Nationwide violence during Brotherhood supporters marches

Fady Ashraf
4 Min Read

Heavy clashes erupted nationwide on Friday following calls from the Anti-Coup Alliance, a coalition supporting former president Mohamed Morsi, to launch a series of week-long protests.

The violence has so far seen dozens of arrests nationwide and left 14 injured at the time of writing, according to the Ministry of Health, as well as one death.

The victim was a 10-year-old child killed by gun violence on Friday during clashes between Morsi-supporters and residents of Awal Al-Soor district in Suez, where a 40-year-man also sustained facial injuries.

Suez raged in clashes on Friday as fights erupted in Awal Al-Soor, Abu Al-Hasm, Al-Nil Street, Al-Tera’a and Al-Arba’ein areas. Aswat Masriya reported that army forces intervened with teargas to separate pro-Morsi protesters and residents.

Five injuries were reported in Damietta’s Ezbet Al-Borg area when residents fought with a pro-Morsi march.
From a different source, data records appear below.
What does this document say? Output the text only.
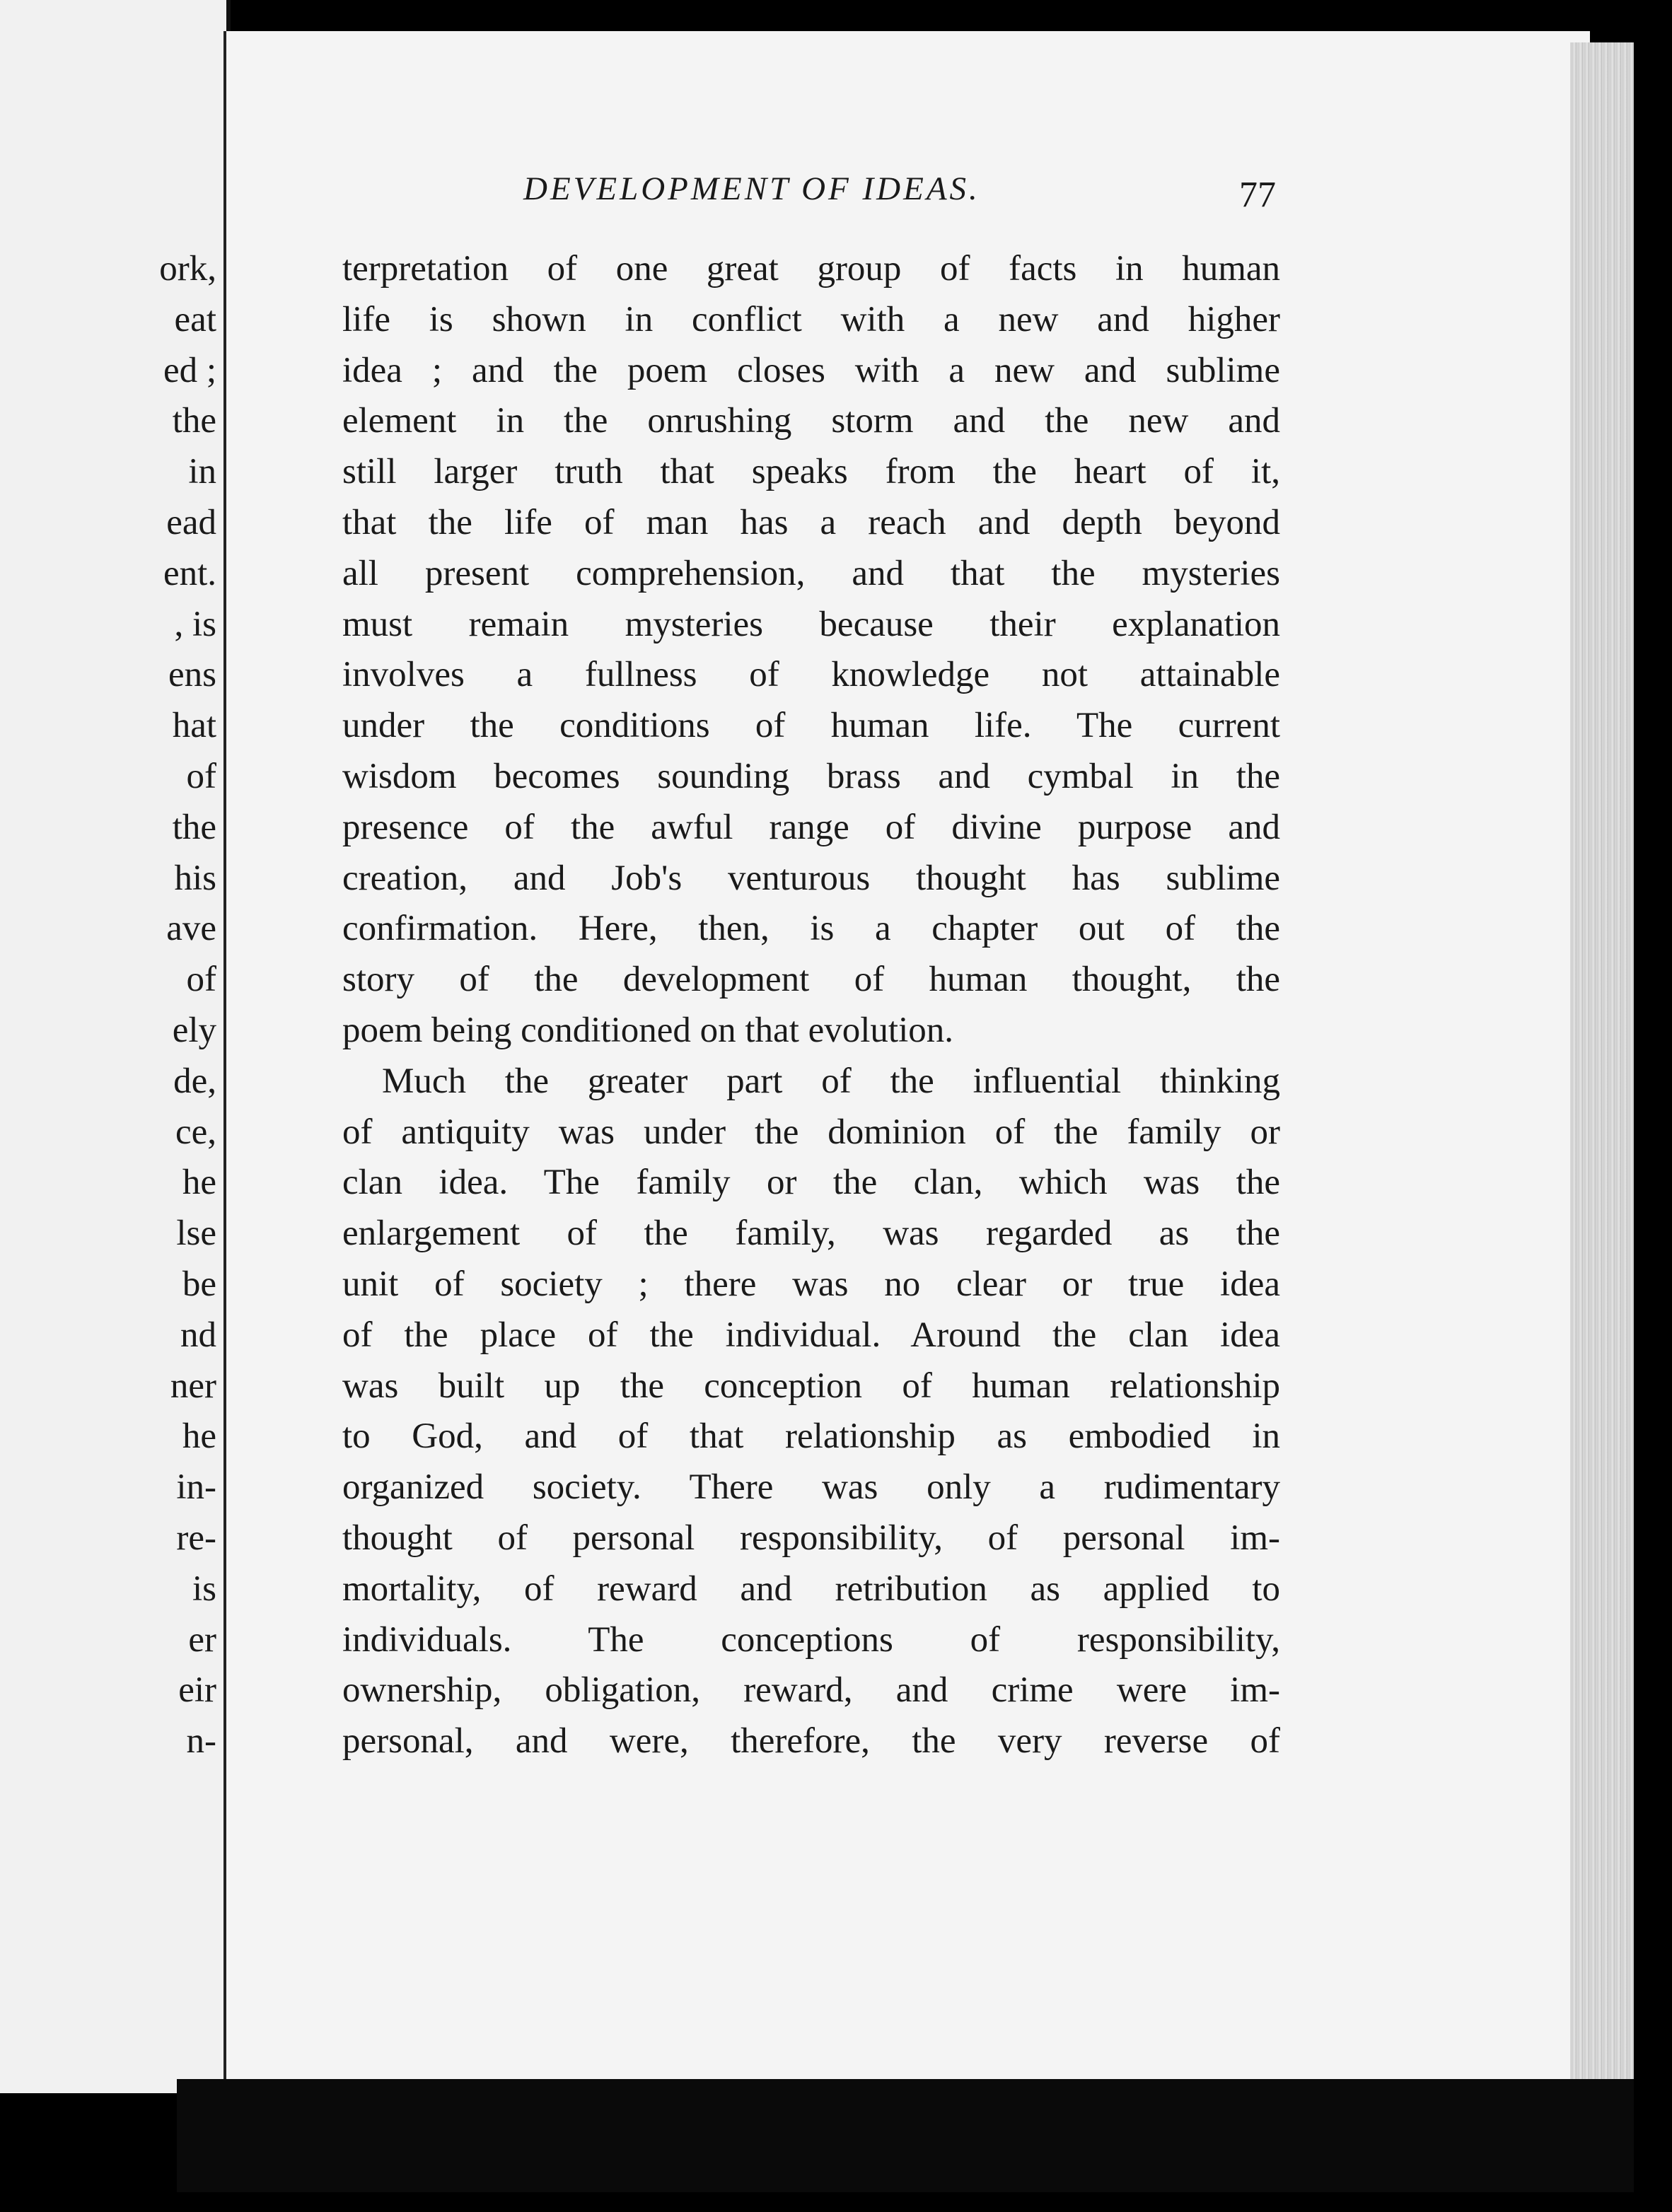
ork,
eat
ed ;
the
in
ead
ent.
, is
ens
hat
of
the
his
ave
of
ely
de,
ce,
he
lse
be
nd
ner
he
in-
re-
is
er
eir
n-
DEVELOPMENT OF IDEAS.	77
terpretation of one great group of facts in human
life is shown in conflict with a new and higher
idea ; and the poem closes with a new and sublime
element in the onrushing storm and the new and
still larger truth that speaks from the heart of it,
that the life of man has a reach and depth beyond
all present comprehension, and that the mysteries
must remain mysteries because their explanation
involves a fullness of knowledge not attainable
under the conditions of human life. The current
wisdom becomes sounding brass and cymbal in the
presence of the awful range of divine purpose and
creation, and Job's venturous thought has sublime
confirmation. Here, then, is a chapter out of the
story of the development of human thought, the
poem being conditioned on that evolution.
Much the greater part of the influential thinking
of antiquity was under the dominion of the family or
clan idea. The family or the clan, which was the
enlargement of the family, was regarded as the
unit of society ; there was no clear or true idea
of the place of the individual. Around the clan idea
was built up the conception of human relationship
to God, and of that relationship as embodied in
organized society. There was only a rudimentary
thought of personal responsibility, of personal im-
mortality, of reward and retribution as applied to
individuals. The conceptions of responsibility,
ownership, obligation, reward, and crime were im-
personal, and were, therefore, the very reverse of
State-owned Al-Ahram reported four injuries in the pro-Morsi’s lines during the clashes, in which melee weapons and rocks were used.

In Cairo, police forces fired teargas inside the Al-Azhar University dorm in Nasr City to stop pro-Morsi protesters from demonstrating outside the dorm in response to a rock-throwing fight between area residents and students across the dorm’s walls.
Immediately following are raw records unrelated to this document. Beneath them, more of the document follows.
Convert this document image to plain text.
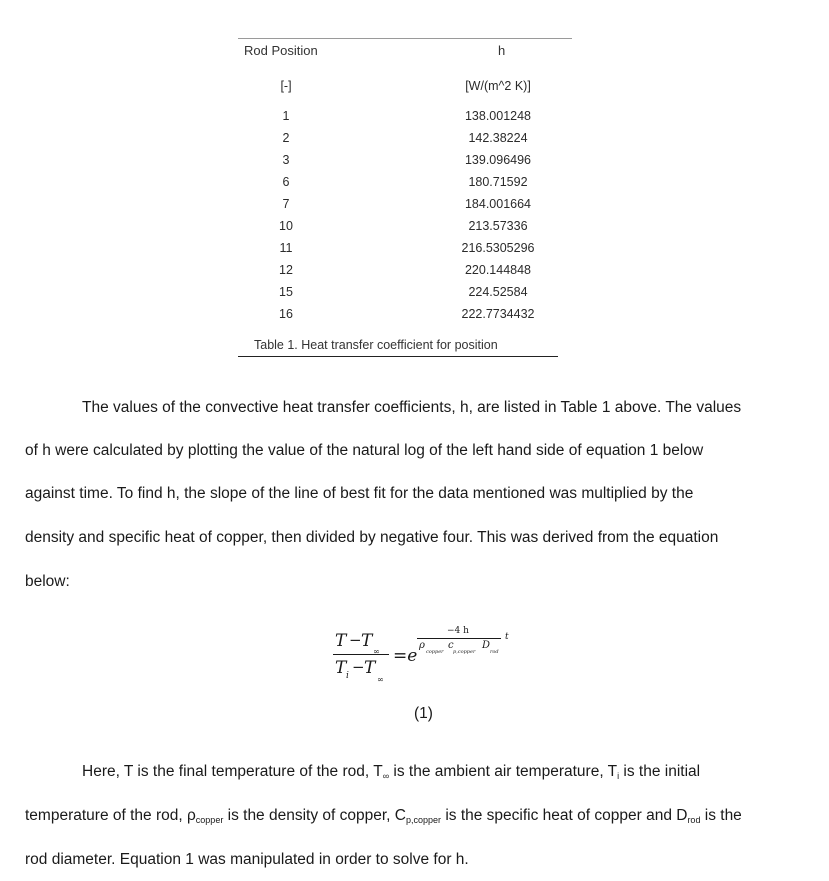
Rod Position	h
[-]	[W/(m^2 K)]
1	138.001248
2	142.38224
3	139.096496
6	180.71592
7	184.001664
10	213.57336
11	216.5305296
12	220.144848
15	224.52584
16	222.7734432
Table 1. Heat transfer coefficient for position
The values of the convective heat transfer coefficients, h, are listed in Table 1 above. The values
of h were calculated by plotting the value of the natural log of the left hand side of equation 1 below
against time. To find h, the slope of the line of best fit for the data mentioned was multiplied by the
density and specific heat of copper, then divided by negative four. This was derived from the equation
below:
T − T
∞
T i − T
∞
=e
−4 h
ρ
copper
c
p,copper
D
rod
t
(1)
Here, T is the final temperature of the rod, $T_\infty$ is the ambient air temperature, $T_i$ is the initial
temperature of the rod, $\rho_{copper}$ is the density of copper, $C_{p,copper}$ is the specific heat of copper and $D_{rod}$ is the
rod diameter. Equation 1 was manipulated in order to solve for h.
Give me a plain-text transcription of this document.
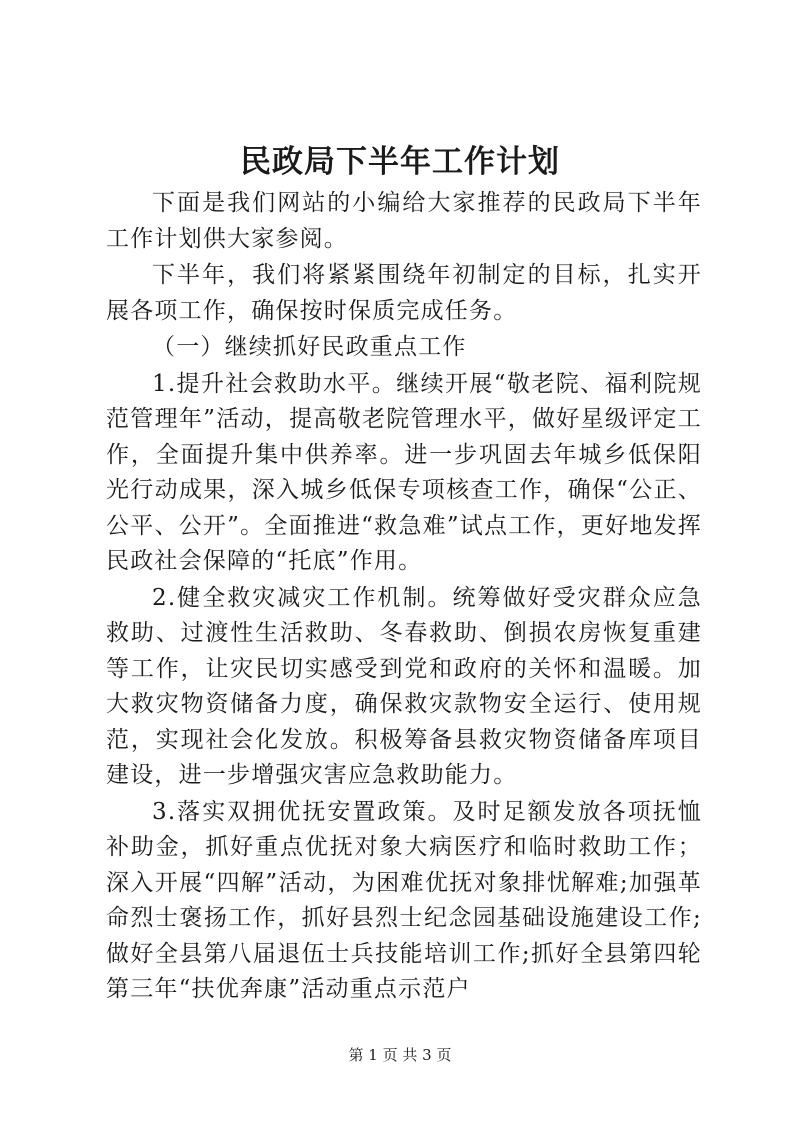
民政局下半年工作计划

下面是我们网站的小编给大家推荐的民政局下半年工作计划供大家参阅。

下半年，我们将紧紧围绕年初制定的目标，扎实开展各项工作，确保按时保质完成任务。

（一）继续抓好民政重点工作

1.提升社会救助水平。继续开展“敬老院、福利院规范管理年”活动，提高敬老院管理水平，做好星级评定工作，全面提升集中供养率。进一步巩固去年城乡低保阳光行动成果，深入城乡低保专项核查工作，确保“公正、公平、公开”。全面推进“救急难”试点工作，更好地发挥民政社会保障的“托底”作用。

2.健全救灾减灾工作机制。统筹做好受灾群众应急救助、过渡性生活救助、冬春救助、倒损农房恢复重建等工作，让灾民切实感受到党和政府的关怀和温暖。加大救灾物资储备力度，确保救灾款物安全运行、使用规范，实现社会化发放。积极筹备县救灾物资储备库项目建设，进一步增强灾害应急救助能力。

3.落实双拥优抚安置政策。及时足额发放各项抚恤补助金，抓好重点优抚对象大病医疗和临时救助工作；深入开展“四解”活动，为困难优抚对象排忧解难;加强革命烈士褒扬工作，抓好县烈士纪念园基础设施建设工作;做好全县第八届退伍士兵技能培训工作;抓好全县第四轮第三年“扶优奔康”活动重点示范户

第 1 页 共 3 页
One student had already been killed in clashes between Al-Azhar University students and security forces in the university dorm on Wednesday night.
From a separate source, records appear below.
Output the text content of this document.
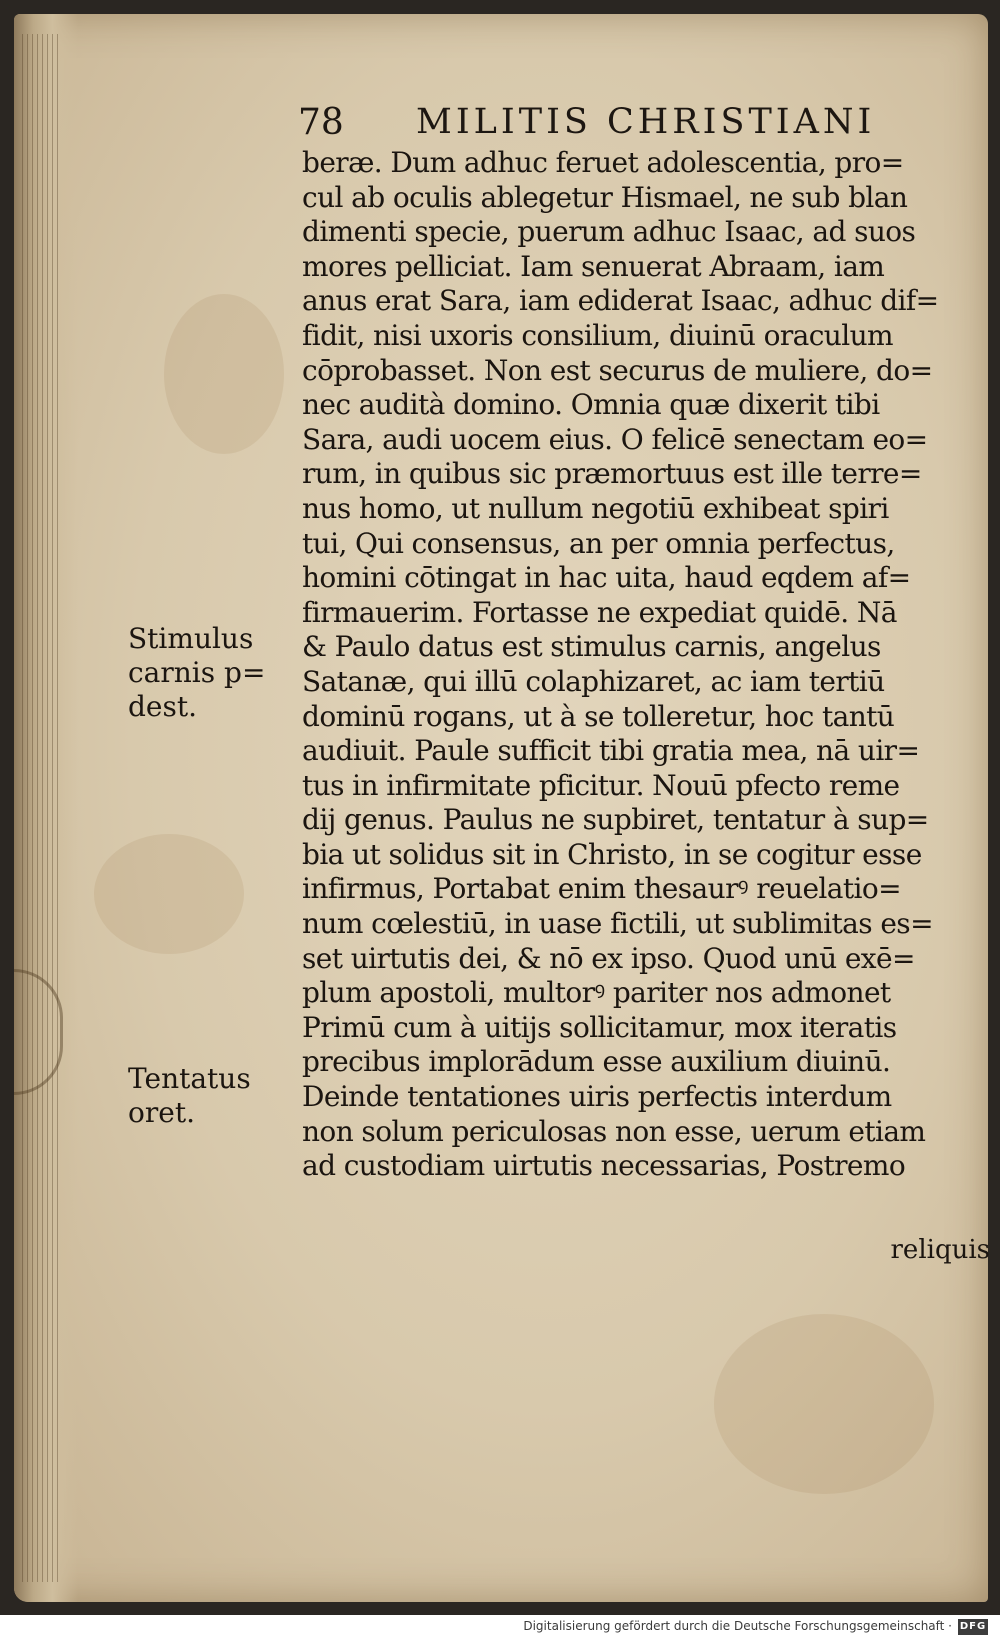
78 MILITIS CHRISTIANI
beræ. Dum adhuc feruet adolescentia, pro=
cul ab oculis ablegetur Hismael, ne sub blan
dimenti specie, puerum adhuc Isaac, ad suos
mores pelliciat. Iam senuerat Abraam, iam
anus erat Sara, iam ediderat Isaac, adhuc dif=
fidit, nisi uxoris consilium, diuinū oraculum
cōprobasset. Non est securus de muliere, do=
nec audità domino. Omnia quæ dixerit tibi
Sara, audi uocem eius. O felicē senectam eo=
rum, in quibus sic præmortuus est ille terre=
nus homo, ut nullum negotiū exhibeat spiri
tui, Qui consensus, an per omnia perfectus,
homini cōtingat in hac uita, haud eqdem af=
firmauerim. Fortasse ne expediat quidē. Nā
& Paulo datus est stimulus carnis, angelus
Satanæ, qui illū colaphizaret, ac iam tertiū
dominū rogans, ut à se tolleretur, hoc tantū
audiuit. Paule sufficit tibi gratia mea, nā uir=
tus in infirmitate pficitur. Nouū pfecto reme
dij genus. Paulus ne supbiret, tentatur à sup=
bia ut solidus sit in Christo, in se cogitur esse
infirmus, Portabat enim thesaurꝰ reuelatio=
num cœlestiū, in uase fictili, ut sublimitas es=
set uirtutis dei, & nō ex ipso. Quod unū exē=
plum apostoli, multorꝰ pariter nos admonet
Primū cum à uitijs sollicitamur, mox iteratis
precibus implorādum esse auxilium diuinū.
Deinde tentationes uiris perfectis interdum
non solum periculosas non esse, uerum etiam
ad custodiam uirtutis necessarias, Postremo
reliquis
Stimulus
carnis p=
dest.
Tentatus
oret.
Digitalisierung gefördert durch die Deutsche Forschungsgemeinschaft · DFG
Elsewhere in Nasr City, according to eyewitnesses, a pro-Morsi march attacked security forces located in El-Nozha commercial street. Another march from Al-Iman mosque joined the pro-Morsi protesters and the fight continued, police forces used teargas to disperse the crowd, while the protesters responded with rocks. Morsi supporters, then, threw molotov cocktails into the metro cars of El-Nozha station, setting them on fire with passengers still inside. No serious injuries were reported as a result of the fire.

Police forces confiscated a machine gun and arrested four people after they had destroyed four cars in the neighbourhood, including a police vehicle.

The destruction of the vehicles came after fierce fighting between residents and a pro-Morsi march behind the Workers’ University on Al-Nasr Road.

The Anti-Coup Alliance claimed that security forces shot teargas on a pro-Morsi march heading to Rabaa Al-Adaweya square, where Morsi supporters had held the sit-in that was dispersed on 14 August.

Army forces have blocked Al-Merghani Street in Heliopolis at the area over Al-Orouba tunnel to guard against any pro-Morsi marches approaching the street leading to the presidential palace. Clashes in the northeast of the city were ongoing at the time of writing.

Minor clashes were also reported in the eastern Cairo districts of Al-Zaytoun and Al-Matariya, and Maadi district in Southern Cairo.

On the banks of the Suez Canal, police forces dispersed a pro-Morsi march in Ismailia’s Al-Sheikh Zayed district in downtown after they chanted against the army, according to Al-Ahram.

The march was dispersed near to the spot where a police officer was gunned down on Thursday.

Security forces succeeded in controlling clashes in the Sidi Bishr district in Alexandria, which began when pro-Morsi demonstrators, according to media reports, destroyed cars displaying posters of Defence Minister Abdel Fatah Al-Sisi.

The Anti-Coup Alliance had called for week-long protests under the slogan “The Massacre of the Century” in reference to the violent dispersal of the Rabaa Al-Adaweya sit-in. The protests are meant to mark 100 days since the event.